Protests force global firm to cut Adani ties
A GLOBAL engineering firm has quit working with controversial miner Adani after being targeted by climate change activists.
The Courier-Mail can reveal Aurecon, which has eight offices across Queensland, is expected to inform staff today that it has severed longstanding ties with the Indian company.
Aurecon worked on the original development of Abbot Point coal terminal during the early 1980s as well as several major expansions of the port before it was purchased by Adani almost a decade ago.
However, the company has been under pressure from anti-Adani crusaders who have repeatedly disrupted organisations with contracts to work for the miner using a variety of techniques to target their staff.

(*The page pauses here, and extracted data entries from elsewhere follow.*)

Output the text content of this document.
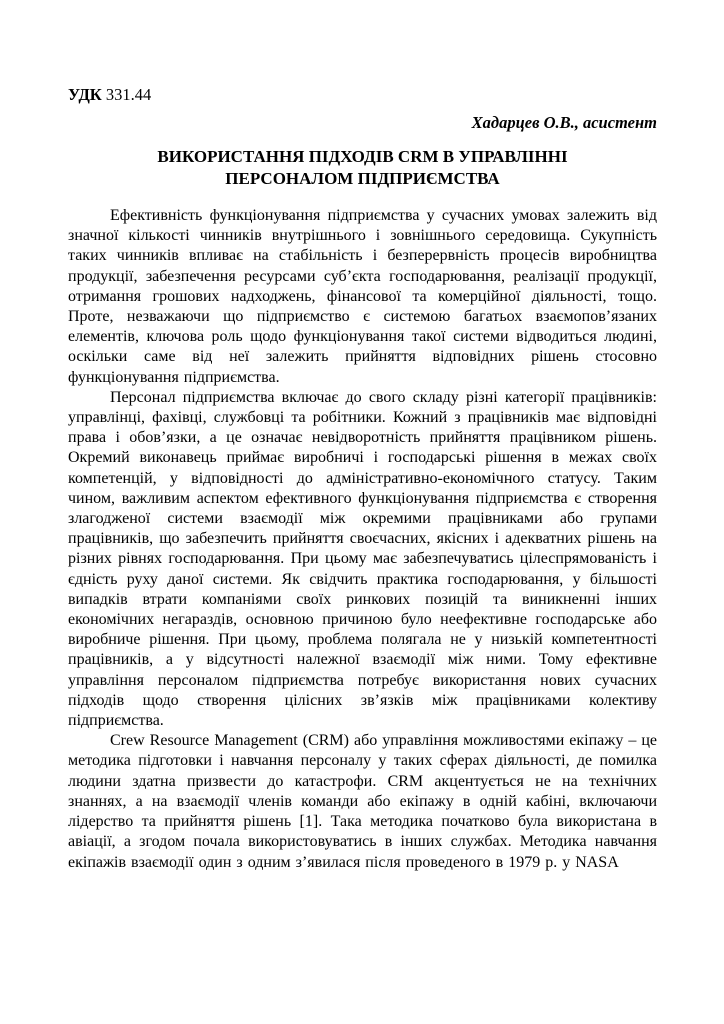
УДК 331.44
Хадарцев О.В., асистент
ВИКОРИСТАННЯ ПІДХОДІВ CRM В УПРАВЛІННІ
ПЕРСОНАЛОМ ПІДПРИЄМСТВА

Ефективність функціонування підприємства у сучасних умовах залежить від значної кількості чинників внутрішнього і зовнішнього середовища. Сукупність таких чинників впливає на стабільність і безперервність процесів виробництва продукції, забезпечення ресурсами суб’єкта господарювання, реалізації продукції, отримання грошових надходжень, фінансової та комерційної діяльності, тощо. Проте, незважаючи що підприємство є системою багатьох взаємопов’язаних елементів, ключова роль щодо функціонування такої системи відводиться людині, оскільки саме від неї залежить прийняття відповідних рішень стосовно функціонування підприємства.

Персонал підприємства включає до свого складу різні категорії працівників: управлінці, фахівці, службовці та робітники. Кожний з працівників має відповідні права і обов’язки, а це означає невідворотність прийняття працівником рішень. Окремий виконавець приймає виробничі і господарські рішення в межах своїх компетенцій, у відповідності до адміністративно-економічного статусу. Таким чином, важливим аспектом ефективного функціонування підприємства є створення злагодженої системи взаємодії між окремими працівниками або групами працівників, що забезпечить прийняття своєчасних, якісних і адекватних рішень на різних рівнях господарювання. При цьому має забезпечуватись цілеспрямованість і єдність руху даної системи. Як свідчить практика господарювання, у більшості випадків втрати компаніями своїх ринкових позицій та виникненні інших економічних негараздів, основною причиною було неефективне господарське або виробниче рішення. При цьому, проблема полягала не у низькій компетентності працівників, а у відсутності належної взаємодії між ними. Тому ефективне управління персоналом підприємства потребує використання нових сучасних підходів щодо створення цілісних зв’язків між працівниками колективу підприємства.

Crew Resource Management (CRM) або управління можливостями екіпажу – це методика підготовки і навчання персоналу у таких сферах діяльності, де помилка людини здатна призвести до катастрофи. CRM акцентується не на технічних знаннях, а на взаємодії членів команди або екіпажу в одній кабіні, включаючи лідерство та прийняття рішень [1]. Така методика початково була використана в авіації, а згодом почала використовуватись в інших службах. Методика навчання екіпажів взаємодії один з одним з’явилася після проведеного в 1979 р. у NASA
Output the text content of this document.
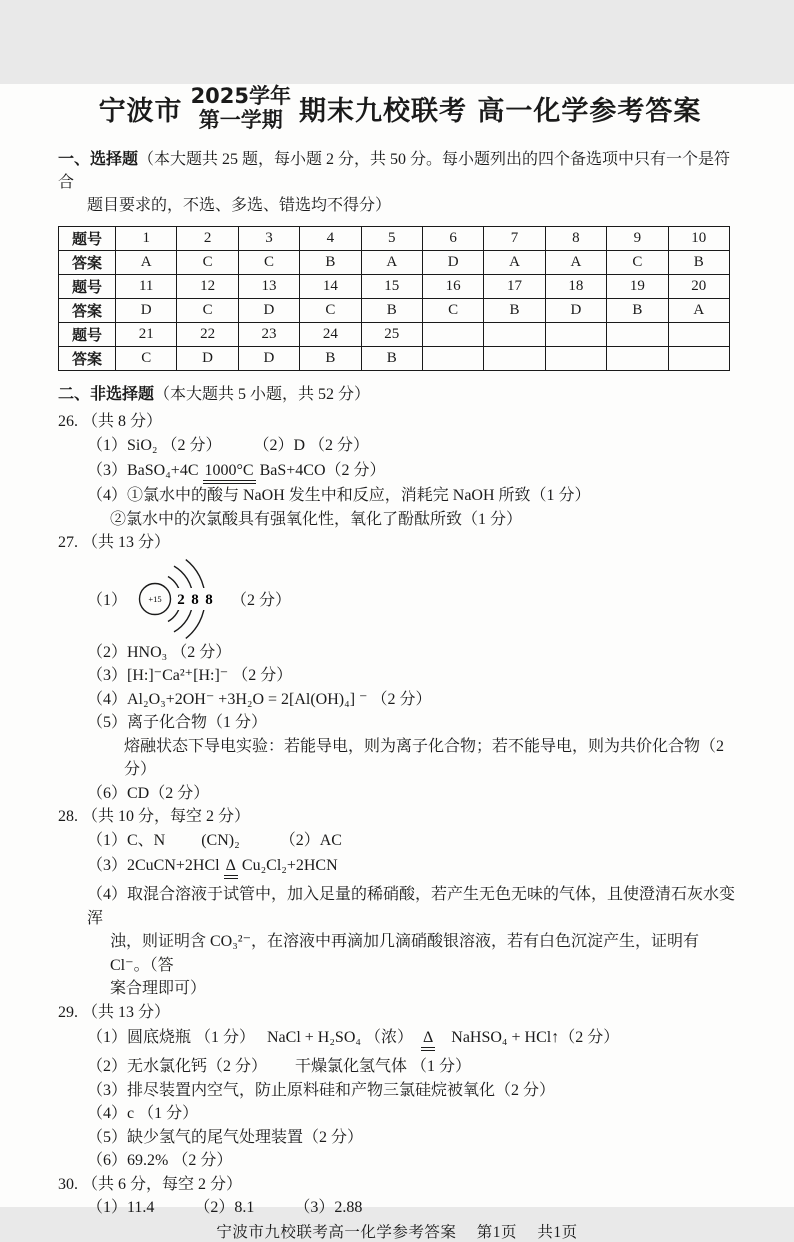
宁波市 2025学年
第一学期 期末九校联考 高一化学参考答案
一、选择题（本大题共 25 题，每小题 2 分，共 50 分。每小题列出的四个备选项中只有一个是符合
题目要求的，不选、多选、错选均不得分）
题号	1	2	3	4	5	6	7	8	9	10
答案	A	C	C	B	A	D	A	A	C	B
题号	11	12	13	14	15	16	17	18	19	20
答案	D	C	D	C	B	C	B	D	B	A
题号	21	22	23	24	25					
答案	C	D	D	B	B					
二、非选择题（本大题共 5 小题，共 52 分）
26. （共 8 分）
（1）SiO₂ （2 分）　　　（2）D （2 分）
（3）BaSO₄+4C 1000°C BaS+4CO（2 分）
（4）①氯水中的酸与 NaOH 发生中和反应，消耗完 NaOH 所致（1 分）
②氯水中的次氯酸具有强氧化性，氧化了酚酞所致（1 分）
27. （共 13 分）
（1）	2 8 8
+15	（2 分）
（2）HNO₃ （2 分）
（3）[H:]⁻Ca²⁺[H:]⁻ （2 分）
（4）Al₂O₃+2OH⁻ +3H₂O = 2[Al(OH)₄] ⁻ （2 分）
（5）离子化合物（1 分）
熔融状态下导电实验：若能导电，则为离子化合物；若不能导电，则为共价化合物（2 分）
（6）CD（2 分）
28. （共 10 分，每空 2 分）
（1）C、N　　 (CN)₂　　　（2）AC
（3）2CuCN+2HCl Δ Cu₂Cl₂+2HCN
（4）取混合溶液于试管中，加入足量的稀硝酸，若产生无色无味的气体，且使澄清石灰水变浑
浊，则证明含 CO₃²⁻，在溶液中再滴加几滴硝酸银溶液，若有白色沉淀产生，证明有 Cl⁻。（答
案合理即可）
29. （共 13 分）
（1）圆底烧瓶 （1 分）　 NaCl + H₂SO₄ （浓）　Δ　NaHSO₄ + HCl↑（2 分）
（2）无水氯化钙（2 分）　　 干燥氯化氢气体 （1 分）
（3）排尽装置内空气，防止原料硅和产物三氯硅烷被氧化（2 分）
（4）c （1 分）
（5）缺少氢气的尾气处理装置（2 分）
（6）69.2% （2 分）
30. （共 6 分，每空 2 分）
（1）11.4　　　（2）8.1　　　（3）2.88
宁波市九校联考高一化学参考答案　 第1页　 共1页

The company is on a list of organisations that work with Adani compiled by activist outfit Market Forces which targets banks, superannuation funds and other major industries involvement in fossil fuel projects.
Aurecon staff at career fairs across Australia were earlier this year targeted by activists from Market Forces masquerading as students.
In a statement, Aurecon last night said it would cease working for Adani once its current project at Abbot Point was completed and would no longer have any involvement with the miner.
"As part of this decision the firm has also ruled out working on any other Adani group of companies' projects," the company said.
An Adani spokeswoman confirmed Aurecon had finalised its relationship with the company but insisted this would in no way hinder the development of the Carmichael coal mine in the Galilee Basin.
"While we are surprised by the decision, given the positive long-term relationship and the fact that we are not aware of any commercial issues or disputes between our companies, we value the work that Aurecon has delivered for our port and renewable energy businesses," she said.
"We are already in conversations with other businesses and a number of companies have eagerly expressed their interest in taking up this portfolio of work.
"There has been a concerted campaign by extremists against our Carmichael project and businesses that partner with us. It has not succeeded and construction of the Carmichael project is well and truly underway."
Aurecon's decision comes just days after leading Queensland businessmen John Wagner and Warren Ebert urged governments to get tougher on activists who disrupted legitimate business activity.